Here externalCall being a simple function to extrapolate the values, the only thing it does is printing them on the standard error stream. In this version there is still reference to the input and output AVFrame objects, but as you can notice there is no usage of them, which means that now the testcase is self-contained and does not require any input or output file.
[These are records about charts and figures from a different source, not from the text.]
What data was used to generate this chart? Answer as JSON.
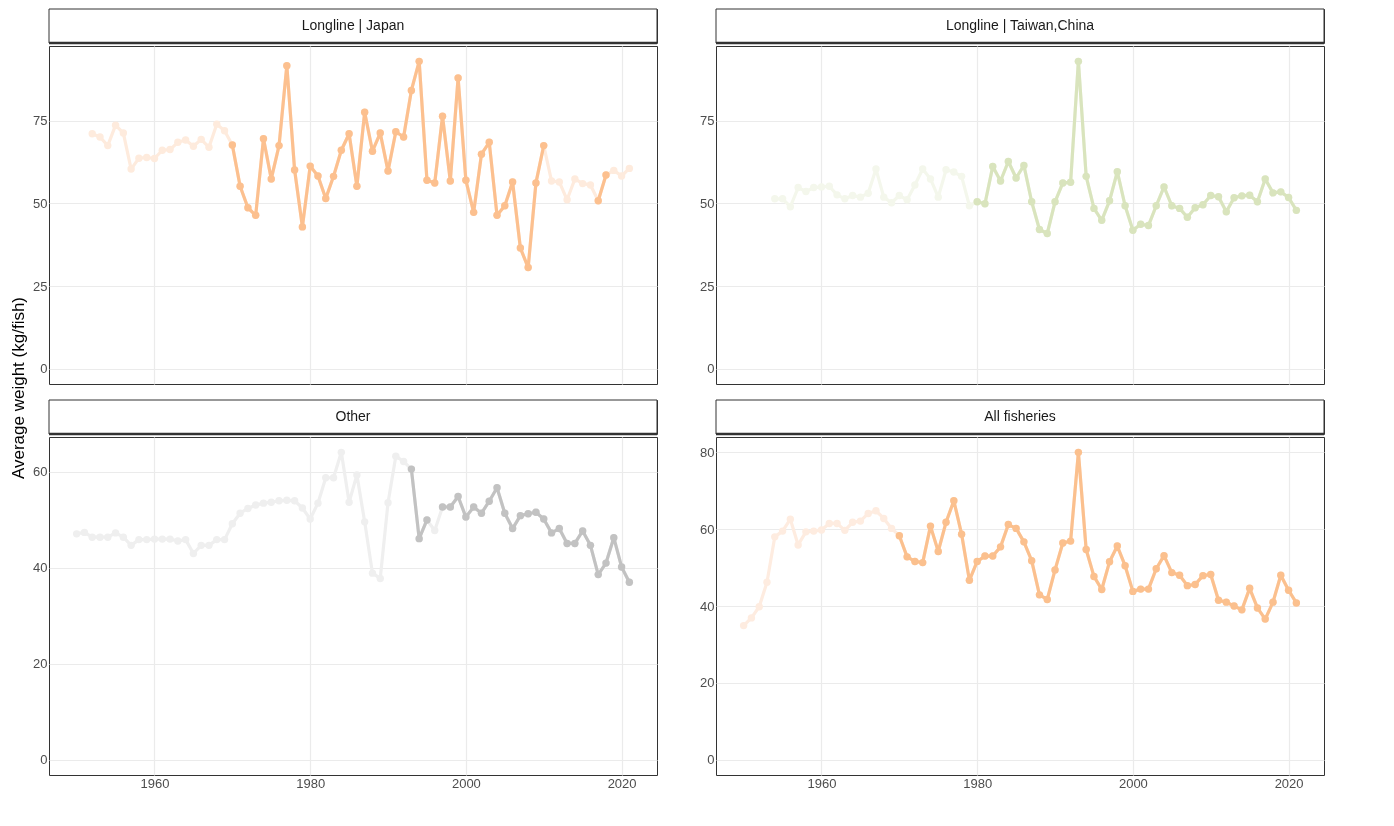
{
  "chart_data": [
    {
      "type": "line",
      "title": "Longline | Japan",
      "ylabel": "Average weight (kg/fish)",
      "x": [
        1952,
        1953,
        1954,
        1955,
        1956,
        1957,
        1958,
        1959,
        1960,
        1961,
        1962,
        1963,
        1964,
        1965,
        1966,
        1967,
        1968,
        1969,
        1970,
        1971,
        1972,
        1973,
        1974,
        1975,
        1976,
        1977,
        1978,
        1979,
        1980,
        1981,
        1982,
        1983,
        1984,
        1985,
        1986,
        1987,
        1988,
        1989,
        1990,
        1991,
        1992,
        1993,
        1994,
        1995,
        1996,
        1997,
        1998,
        1999,
        2000,
        2001,
        2002,
        2003,
        2004,
        2005,
        2006,
        2007,
        2008,
        2009,
        2010,
        2011,
        2012,
        2013,
        2014,
        2015,
        2016,
        2017,
        2018,
        2019,
        2020,
        2021
      ],
      "xlim": [
        1946.45,
        2024.55
      ],
      "xticks": [
        1960,
        1980,
        2000,
        2020
      ],
      "ylim": [
        -4.65,
        97.65
      ],
      "yticks": [
        0,
        25,
        50,
        75
      ],
      "grid": true,
      "marker": "circle",
      "tick_labels": "y",
      "series": [
        {
          "color": "#feebdd",
          "values": [
            71.1,
            70.1,
            67.5,
            73.7,
            71.3,
            60.4,
            63.7,
            63.9,
            63.6,
            66.1,
            66.3,
            68.5,
            69.2,
            67.3,
            69.4,
            67.0,
            74.0,
            72.0,
            67.7,
            55.2,
            48.7,
            46.4,
            69.6,
            57.4,
            67.5,
            91.7,
            60.1,
            42.9,
            61.3,
            58.3,
            51.5,
            58.2,
            66.1,
            71.1,
            55.2,
            77.6,
            65.8,
            71.3,
            59.8,
            71.7,
            70.1,
            84.2,
            93.0,
            57.0,
            56.2,
            76.4,
            56.8,
            88.0,
            57.0,
            47.3,
            64.9,
            68.5,
            46.4,
            49.3,
            56.5,
            36.5,
            30.6,
            56.2,
            67.5,
            56.8,
            56.5,
            51.1,
            57.4,
            56.0,
            55.6,
            50.8,
            58.6,
            60.0,
            58.3,
            60.6
          ]
        },
        {
          "color": "#fcc08f",
          "values": [
            null,
            null,
            null,
            null,
            null,
            null,
            null,
            null,
            null,
            null,
            null,
            null,
            null,
            null,
            null,
            null,
            null,
            null,
            67.7,
            55.2,
            48.7,
            46.4,
            69.6,
            57.4,
            67.5,
            91.7,
            60.1,
            42.9,
            61.3,
            58.3,
            51.5,
            58.2,
            66.1,
            71.1,
            55.2,
            77.6,
            65.8,
            71.3,
            59.8,
            71.7,
            70.1,
            84.2,
            93.0,
            57.0,
            56.2,
            76.4,
            56.8,
            88.0,
            57.0,
            47.3,
            64.9,
            68.5,
            46.4,
            49.3,
            56.5,
            36.5,
            30.6,
            56.2,
            67.5,
            null,
            null,
            null,
            null,
            null,
            null,
            50.8,
            58.6,
            null,
            null,
            null
          ]
        }
      ]
    },
    {
      "type": "line",
      "title": "Longline | Taiwan,China",
      "x": [
        1954,
        1955,
        1956,
        1957,
        1958,
        1959,
        1960,
        1961,
        1962,
        1963,
        1964,
        1965,
        1966,
        1967,
        1968,
        1969,
        1970,
        1971,
        1972,
        1973,
        1974,
        1975,
        1976,
        1977,
        1978,
        1979,
        1980,
        1981,
        1982,
        1983,
        1984,
        1985,
        1986,
        1987,
        1988,
        1989,
        1990,
        1991,
        1992,
        1993,
        1994,
        1995,
        1996,
        1997,
        1998,
        1999,
        2000,
        2001,
        2002,
        2003,
        2004,
        2005,
        2006,
        2007,
        2008,
        2009,
        2010,
        2011,
        2012,
        2013,
        2014,
        2015,
        2016,
        2017,
        2018,
        2019,
        2020,
        2021
      ],
      "xlim": [
        1946.45,
        2024.55
      ],
      "xticks": [
        1960,
        1980,
        2000,
        2020
      ],
      "ylim": [
        -4.65,
        97.65
      ],
      "yticks": [
        0,
        25,
        50,
        75
      ],
      "grid": true,
      "marker": "circle",
      "tick_labels": "y",
      "series": [
        {
          "color": "#f4f7ec",
          "values": [
            51.4,
            51.4,
            49.0,
            54.8,
            53.6,
            54.8,
            55.0,
            55.2,
            52.6,
            51.4,
            52.4,
            51.9,
            53.1,
            60.4,
            51.9,
            50.2,
            52.4,
            51.1,
            55.6,
            60.4,
            57.4,
            51.9,
            60.2,
            59.5,
            58.2,
            49.3,
            50.5,
            49.9,
            61.2,
            56.8,
            62.7,
            57.7,
            61.5,
            50.5,
            42.1,
            40.9,
            50.5,
            56.2,
            56.4,
            93.0,
            58.2,
            48.5,
            44.9,
            50.8,
            59.6,
            49.3,
            41.9,
            43.7,
            43.3,
            49.3,
            55.0,
            49.3,
            48.5,
            45.8,
            48.7,
            49.6,
            52.4,
            52.0,
            47.5,
            51.7,
            52.3,
            52.5,
            50.5,
            57.4,
            53.2,
            53.5,
            51.8,
            47.9
          ]
        },
        {
          "color": "#d9e4bd",
          "values": [
            null,
            null,
            null,
            null,
            null,
            null,
            null,
            null,
            null,
            null,
            null,
            null,
            null,
            null,
            null,
            null,
            null,
            null,
            null,
            null,
            null,
            null,
            null,
            null,
            null,
            null,
            50.5,
            49.9,
            61.2,
            56.8,
            62.7,
            57.7,
            61.5,
            50.5,
            42.1,
            40.9,
            50.5,
            56.2,
            56.4,
            93.0,
            58.2,
            48.5,
            44.9,
            50.8,
            59.6,
            49.3,
            41.9,
            43.7,
            43.3,
            49.3,
            55.0,
            49.3,
            48.5,
            45.8,
            48.7,
            49.6,
            52.4,
            52.0,
            47.5,
            51.7,
            52.3,
            52.5,
            50.5,
            57.4,
            53.2,
            53.5,
            51.8,
            47.9
          ]
        }
      ]
    },
    {
      "type": "line",
      "title": "Other",
      "x": [
        1950,
        1951,
        1952,
        1953,
        1954,
        1955,
        1956,
        1957,
        1958,
        1959,
        1960,
        1961,
        1962,
        1963,
        1964,
        1965,
        1966,
        1967,
        1968,
        1969,
        1970,
        1971,
        1972,
        1973,
        1974,
        1975,
        1976,
        1977,
        1978,
        1979,
        1980,
        1981,
        1982,
        1983,
        1984,
        1985,
        1986,
        1987,
        1988,
        1989,
        1990,
        1991,
        1992,
        1993,
        1994,
        1995,
        1996,
        1997,
        1998,
        1999,
        2000,
        2001,
        2002,
        2003,
        2004,
        2005,
        2006,
        2007,
        2008,
        2009,
        2010,
        2011,
        2012,
        2013,
        2014,
        2015,
        2016,
        2017,
        2018,
        2019,
        2020,
        2021
      ],
      "xlim": [
        1946.45,
        2024.55
      ],
      "xticks": [
        1960,
        1980,
        2000,
        2020
      ],
      "ylim": [
        -3.2,
        67.3
      ],
      "yticks": [
        0,
        20,
        40,
        60
      ],
      "grid": true,
      "marker": "circle",
      "series": [
        {
          "color": "#efefef",
          "values": [
            47.1,
            47.4,
            46.4,
            46.4,
            46.4,
            47.3,
            46.4,
            44.7,
            45.9,
            45.9,
            46.0,
            46.0,
            46.0,
            45.6,
            45.9,
            43.0,
            44.7,
            44.7,
            45.9,
            45.9,
            49.2,
            51.4,
            52.4,
            53.1,
            53.5,
            53.7,
            54.0,
            54.1,
            54.0,
            52.5,
            50.2,
            53.5,
            58.8,
            58.8,
            64.1,
            53.7,
            59.4,
            49.6,
            38.9,
            37.8,
            53.6,
            63.3,
            62.2,
            60.6,
            46.1,
            50.0,
            47.8,
            52.7,
            52.7,
            54.9,
            50.6,
            52.7,
            51.4,
            53.9,
            56.7,
            51.4,
            48.2,
            50.9,
            51.3,
            51.6,
            50.2,
            47.3,
            48.2,
            45.1,
            45.1,
            47.7,
            44.7,
            38.6,
            41.0,
            46.3,
            40.2,
            37.0
          ]
        },
        {
          "color": "#c2c2c2",
          "values": [
            null,
            null,
            null,
            null,
            null,
            null,
            null,
            null,
            null,
            null,
            null,
            null,
            null,
            null,
            null,
            null,
            null,
            null,
            null,
            null,
            null,
            null,
            null,
            null,
            null,
            null,
            null,
            null,
            null,
            null,
            null,
            null,
            null,
            null,
            null,
            null,
            null,
            null,
            null,
            null,
            null,
            null,
            null,
            60.6,
            46.1,
            50.0,
            null,
            52.7,
            52.7,
            54.9,
            50.6,
            52.7,
            51.4,
            53.9,
            56.7,
            51.4,
            48.2,
            50.9,
            51.3,
            51.6,
            50.2,
            47.3,
            48.2,
            45.1,
            45.1,
            47.7,
            44.7,
            38.6,
            41.0,
            46.3,
            40.2,
            37.0
          ]
        }
      ]
    },
    {
      "type": "line",
      "title": "All fisheries",
      "x": [
        1950,
        1951,
        1952,
        1953,
        1954,
        1955,
        1956,
        1957,
        1958,
        1959,
        1960,
        1961,
        1962,
        1963,
        1964,
        1965,
        1966,
        1967,
        1968,
        1969,
        1970,
        1971,
        1972,
        1973,
        1974,
        1975,
        1976,
        1977,
        1978,
        1979,
        1980,
        1981,
        1982,
        1983,
        1984,
        1985,
        1986,
        1987,
        1988,
        1989,
        1990,
        1991,
        1992,
        1993,
        1994,
        1995,
        1996,
        1997,
        1998,
        1999,
        2000,
        2001,
        2002,
        2003,
        2004,
        2005,
        2006,
        2007,
        2008,
        2009,
        2010,
        2011,
        2012,
        2013,
        2014,
        2015,
        2016,
        2017,
        2018,
        2019,
        2020,
        2021
      ],
      "xlim": [
        1946.45,
        2024.55
      ],
      "xticks": [
        1960,
        1980,
        2000,
        2020
      ],
      "ylim": [
        -4,
        84
      ],
      "yticks": [
        0,
        20,
        40,
        60,
        80
      ],
      "grid": true,
      "marker": "circle",
      "series": [
        {
          "color": "#feece0",
          "values": [
            34.9,
            36.9,
            39.8,
            46.2,
            58.0,
            59.5,
            62.6,
            55.9,
            59.3,
            59.5,
            59.8,
            61.5,
            61.5,
            59.7,
            61.8,
            62.1,
            64.1,
            64.8,
            62.8,
            60.2,
            58.3,
            52.8,
            51.6,
            51.3,
            60.8,
            54.2,
            61.8,
            67.4,
            58.7,
            46.7,
            51.6,
            53.0,
            53.0,
            55.4,
            61.2,
            60.2,
            56.7,
            51.8,
            42.9,
            41.7,
            49.4,
            56.4,
            56.9,
            80.0,
            54.7,
            47.7,
            44.3,
            51.5,
            55.6,
            50.5,
            43.8,
            44.4,
            44.4,
            49.7,
            53.1,
            48.7,
            48.0,
            45.3,
            45.6,
            47.9,
            48.2,
            41.5,
            41.0,
            40.0,
            39.0,
            44.6,
            39.5,
            36.6,
            41.0,
            48.0,
            44.1,
            40.8
          ]
        },
        {
          "color": "#fbc08e",
          "values": [
            null,
            null,
            null,
            null,
            null,
            null,
            null,
            null,
            null,
            null,
            null,
            null,
            null,
            null,
            null,
            null,
            null,
            null,
            null,
            null,
            58.3,
            52.8,
            51.6,
            51.3,
            60.8,
            54.2,
            61.8,
            67.4,
            58.7,
            46.7,
            51.6,
            53.0,
            53.0,
            55.4,
            61.2,
            60.2,
            56.7,
            51.8,
            42.9,
            41.7,
            49.4,
            56.4,
            56.9,
            80.0,
            54.7,
            47.7,
            44.3,
            51.5,
            55.6,
            50.5,
            43.8,
            44.4,
            44.4,
            49.7,
            53.1,
            48.7,
            48.0,
            45.3,
            45.6,
            47.9,
            48.2,
            41.5,
            41.0,
            40.0,
            39.0,
            44.6,
            39.5,
            36.6,
            41.0,
            48.0,
            44.1,
            40.8
          ]
        }
      ]
    }
  ]
}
Much better but still too much code to go through. The inner loop over x was simple to remove, just hardwire it to zero and the compiler still was able to reproduce the problem, but if I hardwired y to zero, then the compiler would trigger constant propagation and just pre-calculate the right value, whether or not AVX was in use.

At this point I was able to execute creduce; I only needed to check for the first line of the output to match the “incorrect” version, and no input was requested (the radians value was fixed). Unfortunately it turns out that using creduce with loops is not a great idea, because it is well possible for it to reduce away the y++ statement or the y < h comparison for exit, and then you’re in trouble. Indeed it got stuck multiple times in infinite loops on my code.

But it did help a little bit to simplify the calculation. And with again a lot of help by Måns on making sure that the sinf()/cosf() functions would not return different values – they don’t, also they are actually collapsed by the compiler to a single call to sincosf(), so you don’t have to write ugly code to leverage it! – I brought down the code to

extern void externCall(float);
extern float sinrotation();
extern float cosrotation();

static const float midX = 850.5f;
static const float midY = 1753.5f;

void main() {
    const float srcX = midX * cosrotation() - midY * sinrotation();
    externCall(srcX);
}

No external libraries, not even libm. The external functions are in a separate source file, and beside providing fixed values for sine and cosine, the externCall() function only calls printf() with the provided value. Oh if you’re curious, the radians parameter became 0.6f, because 0, 1 and 0.5 would not trigger the behaviour, but 0.6 which is the truncated version of the actual parameter coming from the test file, would.

Checking the generated assembly code for the function then pointed out the problem, at least to Måns who actually knows Intel assembly. Here follows a diff of the code above, built with -march=bdver1 and with -march=bdver1 -mno-fma4 — because turns out the instruction causing the problem is not an AVX one but an FMA4, more on that after the diff.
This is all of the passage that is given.